Not Really a Progressive

I went to hear George Packer, of The New Yorker fame, speak this week and was struck by his references to the Progressives; the real ones in 1905, not the vague term that people use today.  Mr. Packer said President Obama is like the Progressives in his passion for clean, open government; he deeply values a political system where issues are discussed in a spirit of good faith, where leaders struggle to work out what actions are in the best interest of the country.  This progressive, good government impulse is deeply embedded in the president’s “come, let us reason together” personality and is the source of his persistent attempts at bi-partisanship.

Mr. Packer also said that Obama, like the Progressives, believes in expertise and group discussion in order to reach the right policy prescriptions.  Once he reached the White House, Obama moved away from his campaign “man of the people” persona and adopted a more deliberative, expert-oriented, decision-making process.  While this was most evident during the three month process that preceded his decision to drastically increase military activity in Afghanistan, the same process was also used for major issues like saving the financial system, pushing for health care reform, and addressing climate change.

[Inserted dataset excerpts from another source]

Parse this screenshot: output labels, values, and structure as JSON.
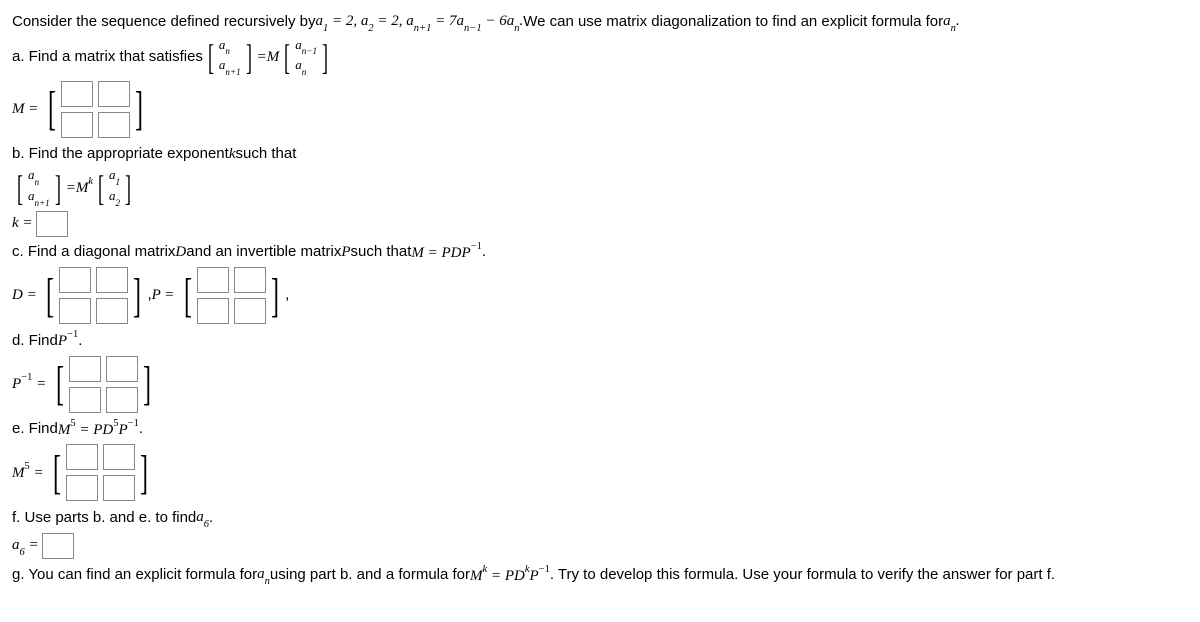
{
  "intro": "Consider the sequence defined recursively by ",
  "intro_eq": "a₁ = 2, a₂ = 2, aₙ₊₁ = 7aₙ₋₁ − 6aₙ.",
  "intro_tail": " We can use matrix diagonalization to find an explicit formula for ",
  "intro_tail2": "aₙ.",
  "a_text": "a. Find a matrix that satisfies ",
  "a_eq_mid": " = ",
  "M_var": "M",
  "M_eq": "M = ",
  "b_text": "b. Find the appropriate exponent ",
  "b_k": "k",
  "b_text2": " such that",
  "b_eq_mid": " = ",
  "Mk": "M",
  "Mk_sup": "k",
  "k_eq": "k = ",
  "c_text": "c. Find a diagonal matrix ",
  "c_D": "D",
  "c_text2": " and an invertible matrix ",
  "c_P": "P",
  "c_text3": " such that ",
  "c_eq": "M = PDP",
  "c_eq_sup": "−1",
  "c_dot": ".",
  "D_eq": "D = ",
  "comma": ", ",
  "P_eq": "P = ",
  "d_text": "d. Find ",
  "d_P": "P",
  "d_sup": "−1",
  "d_dot": ".",
  "Pinv_eq_left": "P",
  "Pinv_eq_sup": "−1",
  "Pinv_eq_right": " = ",
  "e_text": "e. Find ",
  "e_M": "M",
  "e_sup": "5",
  "e_eq": " = PD",
  "e_sup2": "5",
  "e_P": "P",
  "e_sup3": "−1",
  "e_dot": ".",
  "M5_left": "M",
  "M5_sup": "5",
  "M5_right": " = ",
  "f_text": "f. Use parts b. and e. to find ",
  "f_a6": "a₆",
  "f_dot": ".",
  "a6_eq": "a₆ = ",
  "g_text": "g. You can find an explicit formula for ",
  "g_an": "aₙ",
  "g_text2": " using part b. and a formula for ",
  "g_Mk": "M",
  "g_Mk_sup": "k",
  "g_eq": " = PD",
  "g_sup2": "k",
  "g_P": "P",
  "g_sup3": "−1",
  "g_text3": ". Try to develop this formula. Use your formula to verify the answer for part f.",
  "vec_an": "aₙ",
  "vec_anp1": "aₙ₊₁",
  "vec_anm1": "aₙ₋₁",
  "vec_a1": "a₁",
  "vec_a2": "a₂"
}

Unfortunately, the mere listing of those last three issues, banks-health care-climate change, highlights the dramatic way in which President Obama is not at all like the Progressives of the early 20th century.  Those reformers were passionately opposed to the abuses of large corporations and banks.  The “Robber Barons” were not loved by most Americans and numerous movements rose up to challenge their ability to exploit workers and consumers.  In fact, by the 1912 presidential campaign between Teddy Roosevelt, Woodrow Wilson, and Howard Taft, there was a fierce debate over whether big companies should be dismantled through anti-trust court action (Taft), closely managed through a system of powerful federal regulatory agencies (TR), or some combination of the two (Wilson).

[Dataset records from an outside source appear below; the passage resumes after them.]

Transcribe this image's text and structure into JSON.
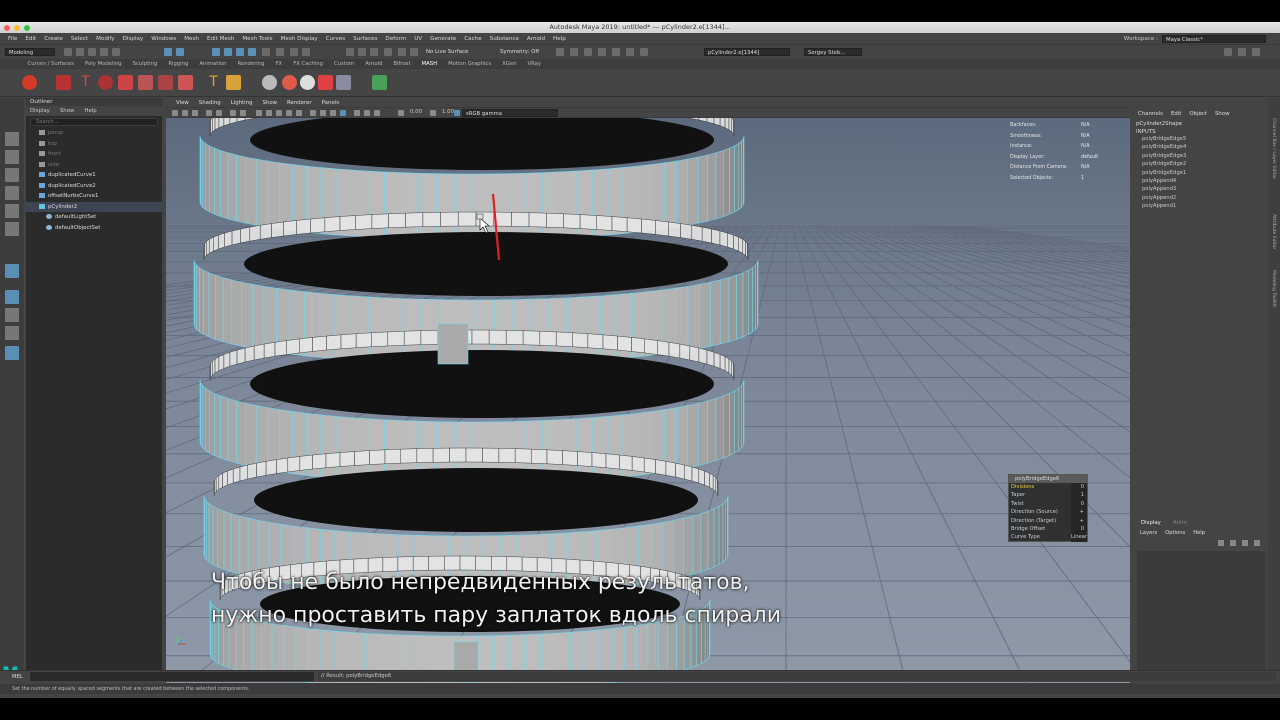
{
  "window": {
    "title": "Autodesk Maya 2019: untitled*   ---   pCylinder2.e[1344]..."
  },
  "menubar": {
    "items": [
      "File",
      "Edit",
      "Create",
      "Select",
      "Modify",
      "Display",
      "Windows",
      "Mesh",
      "Edit Mesh",
      "Mesh Tools",
      "Mesh Display",
      "Curves",
      "Surfaces",
      "Deform",
      "UV",
      "Generate",
      "Cache",
      "Substance",
      "Arnold",
      "Help"
    ],
    "workspace_label": "Workspace :",
    "workspace_value": "Maya Classic*"
  },
  "statusline": {
    "mode": "Modeling",
    "live_surface": "No Live Surface",
    "symmetry": "Symmetry: Off",
    "selection_field": "pCylinder2.e[1344]",
    "user": "Sergey Steb..."
  },
  "shelf": {
    "tabs": [
      "Curves / Surfaces",
      "Poly Modeling",
      "Sculpting",
      "Rigging",
      "Animation",
      "Rendering",
      "FX",
      "FX Caching",
      "Custom",
      "Arnold",
      "Bifrost",
      "MASH",
      "Motion Graphics",
      "XGen",
      "VRay"
    ],
    "active_tab": "MASH"
  },
  "outliner": {
    "title": "Outliner",
    "menus": [
      "Display",
      "Show",
      "Help"
    ],
    "search_placeholder": "Search...",
    "items": [
      {
        "label": "persp",
        "dim": true,
        "icon": "camera-icon"
      },
      {
        "label": "top",
        "dim": true,
        "icon": "camera-icon"
      },
      {
        "label": "front",
        "dim": true,
        "icon": "camera-icon"
      },
      {
        "label": "side",
        "dim": true,
        "icon": "camera-icon"
      },
      {
        "label": "duplicatedCurve1",
        "dim": false,
        "icon": "curve-icon"
      },
      {
        "label": "duplicatedCurve2",
        "dim": false,
        "icon": "curve-icon"
      },
      {
        "label": "offsetNurbsCurve1",
        "dim": false,
        "icon": "curve-icon"
      },
      {
        "label": "pCylinder2",
        "dim": false,
        "icon": "mesh-icon",
        "selected": true
      },
      {
        "label": "defaultLightSet",
        "dim": false,
        "icon": "set-icon"
      },
      {
        "label": "defaultObjectSet",
        "dim": false,
        "icon": "set-icon"
      }
    ]
  },
  "viewport": {
    "menus": [
      "View",
      "Shading",
      "Lighting",
      "Show",
      "Renderer",
      "Panels"
    ],
    "exposure": "0.00",
    "gamma": "1.00",
    "colorspace": "sRGB gamma",
    "camera_label": "persp",
    "hud": [
      {
        "key": "Backfaces:",
        "value": "N/A"
      },
      {
        "key": "Smoothness:",
        "value": "N/A"
      },
      {
        "key": "Instance:",
        "value": "N/A"
      },
      {
        "key": "Display Layer:",
        "value": "default"
      },
      {
        "key": "Distance From Camera:",
        "value": "N/A"
      },
      {
        "key": "Selected Objects:",
        "value": "1"
      }
    ],
    "subtitle_line1": "Чтобы не было непредвиденных результатов,",
    "subtitle_line2": "нужно проставить пару заплаток вдоль спирали"
  },
  "inview_editor": {
    "title": "polyBridgeEdge6",
    "rows": [
      {
        "key": "Divisions",
        "value": "0",
        "highlight": true
      },
      {
        "key": "Taper",
        "value": "1"
      },
      {
        "key": "Twist",
        "value": "0"
      },
      {
        "key": "Direction (Source)",
        "value": "+"
      },
      {
        "key": "Direction (Target)",
        "value": "+"
      },
      {
        "key": "Bridge Offset",
        "value": "0"
      },
      {
        "key": "Curve Type",
        "value": "Linear"
      }
    ]
  },
  "channelbox": {
    "menus": [
      "Channels",
      "Edit",
      "Object",
      "Show"
    ],
    "object": "pCylinder2Shape",
    "inputs_label": "INPUTS",
    "inputs": [
      "polyBridgeEdge5",
      "polyBridgeEdge4",
      "polyBridgeEdge3",
      "polyBridgeEdge2",
      "polyBridgeEdge1",
      "polyAppend4",
      "polyAppend3",
      "polyAppend2",
      "polyAppend1"
    ]
  },
  "layers": {
    "tabs": [
      "Display",
      "Anim"
    ],
    "menus": [
      "Layers",
      "Options",
      "Help"
    ]
  },
  "side_tabs": [
    "Channel Box / Layer Editor",
    "Attribute Editor",
    "Modeling Toolkit"
  ],
  "commandline": {
    "language": "MEL",
    "result": "// Result: polyBridgeEdge6"
  },
  "helpline": {
    "text": "Set the number of equally spaced segments that are created between the selected components."
  },
  "colors": {
    "wireframe": "#6fd8f0",
    "selected_edge": "#e02020",
    "highlight": "#e8d63a"
  }
}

Needless to say, Mr. Obama has never considered any of those alternatives.  Instead, following the advice of his experts, he, and the Democratic leadership in Congress, have attempted to purchase good behavior through open-ended bail-outs of financial firms, concessions that preserve the profits of drug and insurance companies, and subsidies and exemptions for dirty energy providers and users in the cap-and-trade bill that passed the House last summer.

Obviously, President Obama has been confronted by over-the-top belligerence from the Republican Party, but the policy choices he has made in an attempt to moderate their opposition and get cooperation from our modern day Robber Barons have added up to a demoralizing failure to promote the national interest.  Millions of his strongest supporters have been reduced to stunned disbelief.  Perhaps what we are seeing is the exhaustion of modern liberalism; a philosophy that was once guided by the principle of using government resources to improve the well-being of the great majority of the population.  Now the party of liberalism seems to have no political strategy other than using tax money to bribe rogue corporations and banks in the vague hope of moderating their behavior.